The Rt. Rev. Jonathan Goodall, the Anglican bishop of Ebbsfleet, said that he had taken the decision “after a long period of prayer.”
Nazir-Ali was born in Karachi, Pakistan, in 1949, and attended Catholic schools. He has both a Christian and Muslim family background and holds British and Pakistani citizenship.
He was ordained as an Anglican clergyman in 1976, working in Karachi and Lahore. He became provost of Lahore Cathedral and was consecrated as the first bishop of Raiwind in West Punjab.
He later joined the staff of the Archbishop of Canterbury, helping to plan the 1988 Lambeth Conference, a gathering of bishops from across the Anglican Communion.
In 1994, he was appointed bishop of Rochester, covering the areas of Medway, north and west Kent, and the London Boroughs of Bromley and Bexley.
Married with two children, he served as a member of the House of Lords, Britain’s upper house of Parliament, from 1999.
He served as a member of the second phase of Anglican and Roman Catholic International Commission (ARCIC-II) and the International Anglican-Roman Catholic Commission on Unity and Mission (IARCCUM).
In 2002, the U.K. media identified him as one of the favorites to succeed the retiring Archbishop of Canterbury, George Carey. He was quoted at the time as saying that he was the target of a racist smear campaign and he remained as bishop of Rochester until 2009.
He is currently president of the Oxford Centre for Training, Research, Advocacy, and Dialogue (OXTRAD).
Msgr. Newton commented: “Since its erection in 2011, Michael has always shown great interest in the development of the ordinariate in the United Kingdom.
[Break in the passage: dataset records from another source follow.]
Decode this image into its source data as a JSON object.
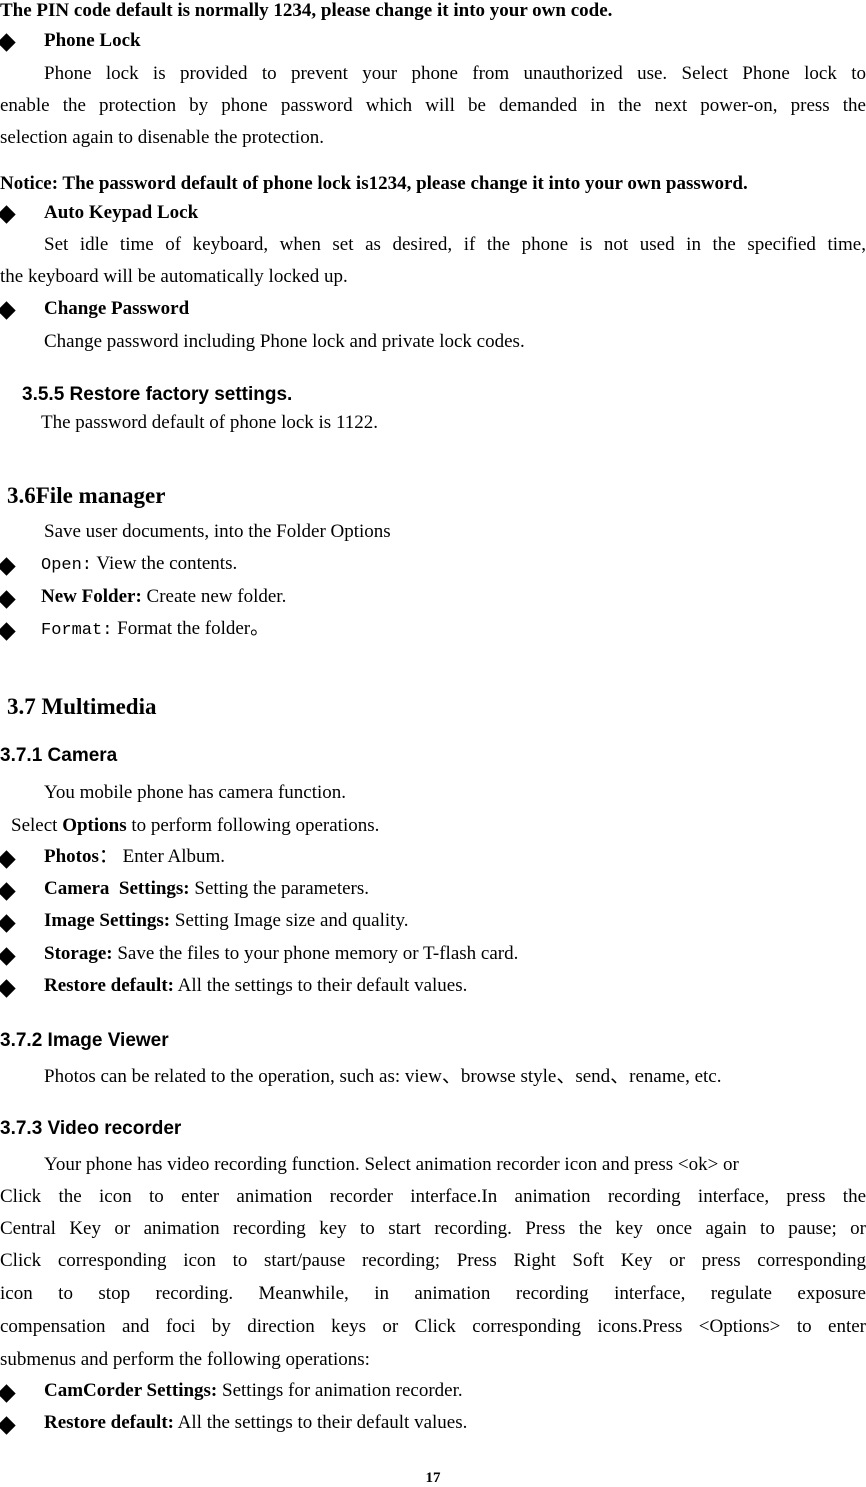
{
  "pin_notice": "The PIN code default is normally 1234, please change it into your own code.",
  "security": {
    "phone_lock": {
      "title": "Phone Lock",
      "lines": [
        "Phone lock is provided to prevent your phone from unauthorized use. Select Phone lock to",
        "enable the protection by phone password which will be demanded in the next power-on, press the",
        "selection again to disenable the protection."
      ]
    },
    "notice": "Notice: The password default of phone lock is1234, please change it into your own password.",
    "auto_keypad_lock": {
      "title": "Auto Keypad Lock",
      "lines": [
        "Set idle time of keyboard, when set as desired, if the phone is not used in the specified time,",
        "the keyboard will be automatically locked up."
      ]
    },
    "change_password": {
      "title": "Change Password",
      "text": "Change password including Phone lock and private lock codes."
    }
  },
  "restore_factory": {
    "heading": "3.5.5 Restore factory settings.",
    "text": "The password default of phone lock is 1122."
  },
  "file_manager": {
    "heading": "3.6File manager",
    "intro": "Save user documents, into the Folder Options",
    "items": [
      {
        "label": "Open:",
        "text": " View the contents."
      },
      {
        "label": "New Folder:",
        "text": " Create new folder."
      },
      {
        "label": "Format:",
        "text": " Format the folder。"
      }
    ]
  },
  "multimedia": {
    "heading": "3.7 Multimedia",
    "camera": {
      "heading": "3.7.1 Camera",
      "intro": "You mobile phone has camera function.",
      "select_prefix": "Select ",
      "select_bold": "Options",
      "select_suffix": " to perform following operations.",
      "items": [
        {
          "label": "Photos",
          "text": "： Enter Album."
        },
        {
          "label": "Camera  Settings:",
          "text": " Setting the parameters."
        },
        {
          "label": "Image Settings:",
          "text": " Setting Image size and quality."
        },
        {
          "label": "Storage:",
          "text": " Save the files to your phone memory or T-flash card."
        },
        {
          "label": "Restore default:",
          "text": " All the settings to their default values."
        }
      ]
    },
    "image_viewer": {
      "heading": "3.7.2 Image Viewer",
      "text": "Photos can be related to the operation, such as: view、browse style、send、rename, etc."
    },
    "video_recorder": {
      "heading": "3.7.3 Video recorder",
      "lines": [
        "Your phone has video recording function. Select animation recorder icon and press <ok> or",
        "Click the icon to enter animation recorder interface.In animation recording interface, press the",
        "Central Key or animation recording key to start recording. Press the key once again to pause; or",
        "Click corresponding icon to start/pause recording; Press Right Soft Key or press corresponding",
        "icon to stop recording. Meanwhile, in animation recording interface, regulate exposure",
        "compensation and foci by direction keys or Click corresponding icons.Press <Options> to enter",
        "submenus and perform the following operations:"
      ],
      "items": [
        {
          "label": "CamCorder Settings:",
          "text": " Settings for animation recorder."
        },
        {
          "label": "Restore default:",
          "text": " All the settings to their default values."
        }
      ]
    }
  },
  "page_number": "17"
}
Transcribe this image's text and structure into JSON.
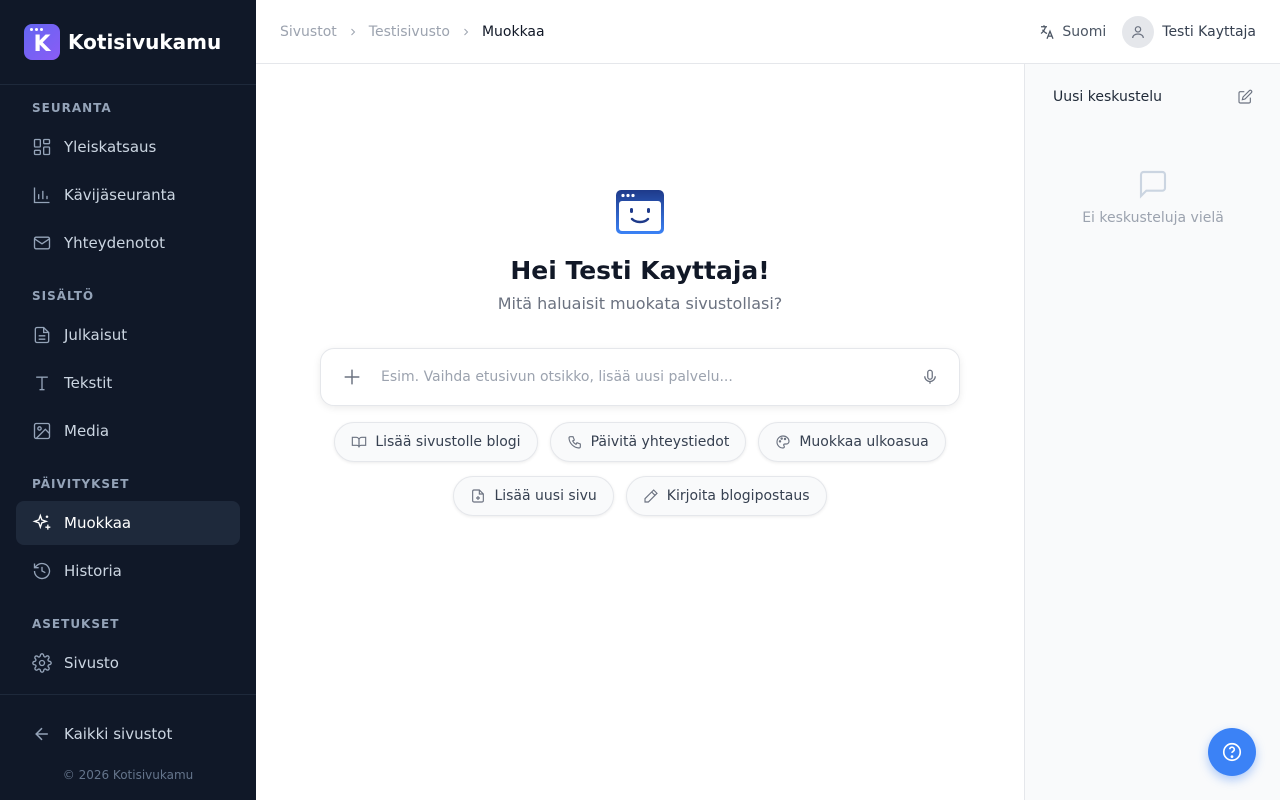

Those of us who serve the Catholic Church within the Ordinariate of Our Lady of Walsingham are delighted at his reception into full communion and forthcoming ordination.”
“He brings a great experience of the Anglican Communion and is in a unique place to articulate that Anglican patrimony, described by Pope Benedict XVI as a treasure to be shared, which now has an honoured place in the Universal Church..”
The ordinariate priest Fr. James Bradley noted on his Twitter account last month that the following Anglican bishops have been received into the Catholic Church since 1992: Graham Leonard (London); Conrad Meyer; John Klyberg (Fulham); Richard Rutt (Leicester); John Broadhurst (Fulham); Edwin Barnes (Richborough); Keith Newton (Richborough); Andrew Burnham (Ebbsfleet); David Silk; Paul Richardson; John Goddard (Burnley); and Jonathan Goodall (Ebbsfleet).
Nazir-Ali said: “Ministry in the Church of Pakistan, in the Middle East generally, in the Church of England and the wider Anglican Communion remains precious to me and I see this as a further step in the ministry of our common Lord and of his people. At this time, I ask for prayers as I continue to pray for all parts of the Church.”